Now that it's back to business in the National Hockey League, the hard part begins for Pat Quinn, Curtis Joseph and the Toronto Maple Leafs.
The hard part is the question of how Joseph's Olympic experience will affect his relationship with Quinn, the head coach and general manager, and how it will affect Joseph's future with the team.
Joseph has declined to comment on his personal situation regarding the Canadian Olympic team ever since Martin Brodeur was promoted to the No. 1 goaltender over him, beginning with the second game of the Salt Lake tournament.
But those close to Joseph say he was bitterly disappointed not to get another start after Canada's opening 5-2 loss to Sweden. Quinn had said one of his plans was to give Joseph two starts in the preliminary round, but that went out the window when Joseph struggled against Sweden.
Brodeur started against Germany, as planned, and then started the final game of the round robin against the Czech Republic. Brodeur played so well in the Czech game that he became the obvious choice as the starter the rest of the way.
However, sources close to Joseph say he was promised the Czech start and was extremely unhappy that he didn't get it. Joseph is a proud man and fierce competitor and wanted that start to prove he could be the top goaltender.

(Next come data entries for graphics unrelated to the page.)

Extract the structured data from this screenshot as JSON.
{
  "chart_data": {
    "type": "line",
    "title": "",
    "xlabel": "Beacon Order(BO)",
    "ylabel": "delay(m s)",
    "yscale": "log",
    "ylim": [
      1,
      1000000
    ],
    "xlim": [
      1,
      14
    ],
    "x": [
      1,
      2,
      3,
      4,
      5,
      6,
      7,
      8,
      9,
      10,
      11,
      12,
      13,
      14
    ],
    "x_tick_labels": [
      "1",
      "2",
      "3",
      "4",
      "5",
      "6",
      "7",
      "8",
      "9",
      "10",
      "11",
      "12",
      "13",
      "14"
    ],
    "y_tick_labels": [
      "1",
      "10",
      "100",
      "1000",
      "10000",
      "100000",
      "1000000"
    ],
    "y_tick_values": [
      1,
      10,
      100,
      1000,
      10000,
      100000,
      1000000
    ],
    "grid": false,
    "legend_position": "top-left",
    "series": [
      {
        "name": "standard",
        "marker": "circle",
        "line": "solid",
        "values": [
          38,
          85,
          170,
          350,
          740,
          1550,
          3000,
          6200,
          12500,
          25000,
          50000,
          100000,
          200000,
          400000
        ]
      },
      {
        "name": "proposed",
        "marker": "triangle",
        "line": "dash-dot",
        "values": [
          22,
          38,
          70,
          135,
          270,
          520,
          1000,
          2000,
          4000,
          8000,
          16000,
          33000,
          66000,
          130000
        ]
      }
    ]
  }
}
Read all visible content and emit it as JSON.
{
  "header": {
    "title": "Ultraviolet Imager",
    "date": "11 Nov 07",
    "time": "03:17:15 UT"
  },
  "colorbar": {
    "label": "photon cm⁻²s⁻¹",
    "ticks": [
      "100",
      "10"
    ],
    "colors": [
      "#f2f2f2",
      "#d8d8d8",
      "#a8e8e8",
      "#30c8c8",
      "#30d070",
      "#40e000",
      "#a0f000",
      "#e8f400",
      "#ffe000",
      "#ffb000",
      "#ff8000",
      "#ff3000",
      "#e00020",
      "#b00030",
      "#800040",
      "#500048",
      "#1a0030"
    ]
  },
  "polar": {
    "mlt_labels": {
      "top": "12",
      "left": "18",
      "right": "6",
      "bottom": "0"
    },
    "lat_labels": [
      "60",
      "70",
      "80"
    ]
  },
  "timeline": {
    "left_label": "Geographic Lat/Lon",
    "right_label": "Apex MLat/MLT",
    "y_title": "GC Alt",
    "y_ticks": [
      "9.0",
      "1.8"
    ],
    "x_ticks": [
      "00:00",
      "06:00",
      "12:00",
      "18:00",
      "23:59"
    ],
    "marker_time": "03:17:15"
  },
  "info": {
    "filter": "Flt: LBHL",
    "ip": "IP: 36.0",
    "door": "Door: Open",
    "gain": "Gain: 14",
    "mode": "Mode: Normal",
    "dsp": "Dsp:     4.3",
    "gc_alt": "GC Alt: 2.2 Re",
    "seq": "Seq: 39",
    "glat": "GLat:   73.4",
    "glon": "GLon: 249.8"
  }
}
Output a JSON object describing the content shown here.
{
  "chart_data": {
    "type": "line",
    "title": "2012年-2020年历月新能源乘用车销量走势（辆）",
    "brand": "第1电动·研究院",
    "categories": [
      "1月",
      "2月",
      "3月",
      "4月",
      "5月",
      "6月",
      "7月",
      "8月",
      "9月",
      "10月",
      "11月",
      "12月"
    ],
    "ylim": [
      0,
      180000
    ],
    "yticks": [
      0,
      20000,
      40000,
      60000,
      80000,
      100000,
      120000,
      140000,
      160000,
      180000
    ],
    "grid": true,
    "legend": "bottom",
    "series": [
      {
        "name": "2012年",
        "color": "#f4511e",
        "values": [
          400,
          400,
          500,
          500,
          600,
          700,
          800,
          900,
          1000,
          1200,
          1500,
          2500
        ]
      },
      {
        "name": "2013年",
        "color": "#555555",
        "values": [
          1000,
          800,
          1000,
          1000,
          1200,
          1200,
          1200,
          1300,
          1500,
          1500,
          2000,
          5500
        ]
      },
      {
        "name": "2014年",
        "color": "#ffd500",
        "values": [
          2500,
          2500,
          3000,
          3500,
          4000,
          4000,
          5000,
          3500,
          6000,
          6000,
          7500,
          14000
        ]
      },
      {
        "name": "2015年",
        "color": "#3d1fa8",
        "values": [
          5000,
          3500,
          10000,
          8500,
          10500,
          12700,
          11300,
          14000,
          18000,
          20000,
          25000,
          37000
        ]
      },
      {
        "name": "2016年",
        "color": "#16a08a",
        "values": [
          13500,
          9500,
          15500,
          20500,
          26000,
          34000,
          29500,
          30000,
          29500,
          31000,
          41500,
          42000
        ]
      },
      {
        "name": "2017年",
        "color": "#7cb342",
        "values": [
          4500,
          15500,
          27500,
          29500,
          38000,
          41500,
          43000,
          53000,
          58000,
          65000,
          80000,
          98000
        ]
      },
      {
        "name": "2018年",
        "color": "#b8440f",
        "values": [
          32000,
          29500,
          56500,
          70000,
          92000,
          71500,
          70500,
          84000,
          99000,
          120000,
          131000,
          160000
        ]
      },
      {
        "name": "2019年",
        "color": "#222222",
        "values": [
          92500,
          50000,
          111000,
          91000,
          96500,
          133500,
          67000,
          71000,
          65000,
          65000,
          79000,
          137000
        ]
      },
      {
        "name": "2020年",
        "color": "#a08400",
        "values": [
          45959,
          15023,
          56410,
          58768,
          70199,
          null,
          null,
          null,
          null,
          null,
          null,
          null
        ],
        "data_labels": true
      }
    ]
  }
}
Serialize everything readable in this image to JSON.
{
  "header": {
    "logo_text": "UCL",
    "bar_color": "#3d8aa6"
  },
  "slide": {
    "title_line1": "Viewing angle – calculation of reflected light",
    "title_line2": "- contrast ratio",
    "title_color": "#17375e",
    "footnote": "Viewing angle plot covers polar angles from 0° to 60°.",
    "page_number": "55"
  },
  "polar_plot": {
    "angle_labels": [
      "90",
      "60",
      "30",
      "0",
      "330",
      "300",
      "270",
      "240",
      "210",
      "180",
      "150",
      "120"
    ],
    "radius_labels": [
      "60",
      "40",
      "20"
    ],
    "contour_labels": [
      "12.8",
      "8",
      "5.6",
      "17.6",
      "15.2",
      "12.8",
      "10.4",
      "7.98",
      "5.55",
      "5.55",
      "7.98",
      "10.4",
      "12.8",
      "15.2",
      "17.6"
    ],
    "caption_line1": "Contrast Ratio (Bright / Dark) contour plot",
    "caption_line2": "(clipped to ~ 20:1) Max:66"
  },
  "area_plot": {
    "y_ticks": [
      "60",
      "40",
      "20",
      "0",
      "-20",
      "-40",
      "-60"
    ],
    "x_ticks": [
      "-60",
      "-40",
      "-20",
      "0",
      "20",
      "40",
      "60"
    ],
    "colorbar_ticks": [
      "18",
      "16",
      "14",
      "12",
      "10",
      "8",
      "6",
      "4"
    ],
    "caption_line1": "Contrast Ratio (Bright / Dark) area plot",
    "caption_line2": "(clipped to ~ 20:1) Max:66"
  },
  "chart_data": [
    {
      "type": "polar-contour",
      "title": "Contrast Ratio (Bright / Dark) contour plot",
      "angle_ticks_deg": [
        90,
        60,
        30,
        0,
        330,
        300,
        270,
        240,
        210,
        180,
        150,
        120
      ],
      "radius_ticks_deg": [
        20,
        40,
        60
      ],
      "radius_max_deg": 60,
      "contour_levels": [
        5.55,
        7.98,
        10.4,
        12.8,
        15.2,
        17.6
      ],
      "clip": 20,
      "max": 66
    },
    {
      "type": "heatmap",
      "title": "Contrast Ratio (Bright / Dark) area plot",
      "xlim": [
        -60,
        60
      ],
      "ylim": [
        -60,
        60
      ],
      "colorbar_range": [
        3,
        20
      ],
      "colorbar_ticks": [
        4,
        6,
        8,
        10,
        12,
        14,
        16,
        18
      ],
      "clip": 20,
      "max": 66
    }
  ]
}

Since Joseph is not one to forget a slight, many believe this could result in his departure from the Leafs when he becomes an unrestricted free agent. One thing Joseph could do is demand a trade before the NHL trade deadline in March.
Among the teams that might be looking for a goaltender are the Philadelphia Flyers and St. Louis Blues.
Quinn said Brodeur became the No. 1 goalie for a variety of reasons and implied he was hoping a gold medal would ease Joseph's disappointment.
"[Joseph]is happy today," Quinn said. "He might have been happier if he was the guy who was in net, but he wasn't.
"Yet he was still part of this gold medal, a big part."
The problem for Joseph is he got caught in the Canadian team's early struggles and when things started getting better, Quinn was reluctant to tinker with success.
"That's part superstition," Quinn said. "All kinds of things come to play. It seems as we were getting better I just didn't want to make a change.
"That was hard because, heck, I love him. I think he's a great young guy. He was such a pro, he practised hard and supported Marty, supported his teammates."
Aside from Quinn, the Olympics were not a joyful experience for the Maple Leafs. Captain Mats Sundin was considered the best player in the tournament in the early going, but that all collapsed into a storm of fury when Sweden was upset by Belarus in the quarter-finals.
Defencemen Aki Berg and Jyrki Lumme played for Finland, which was knocked off by Canada in the quarter-finals. Centre Robert Reichel was on the Czech team, which was eliminated by the Russians, and defenceman Dmitry Yushkevich did not even get to play for Russia when a blood clot was discovered in his leg just before the Olympics.
The Leafs will get back to action tonight against the Carolina Hurricanes and then Joseph will face Brodeur, his Olympic teammate, on Friday when the Leafs travel to New Jersey to play the Devils.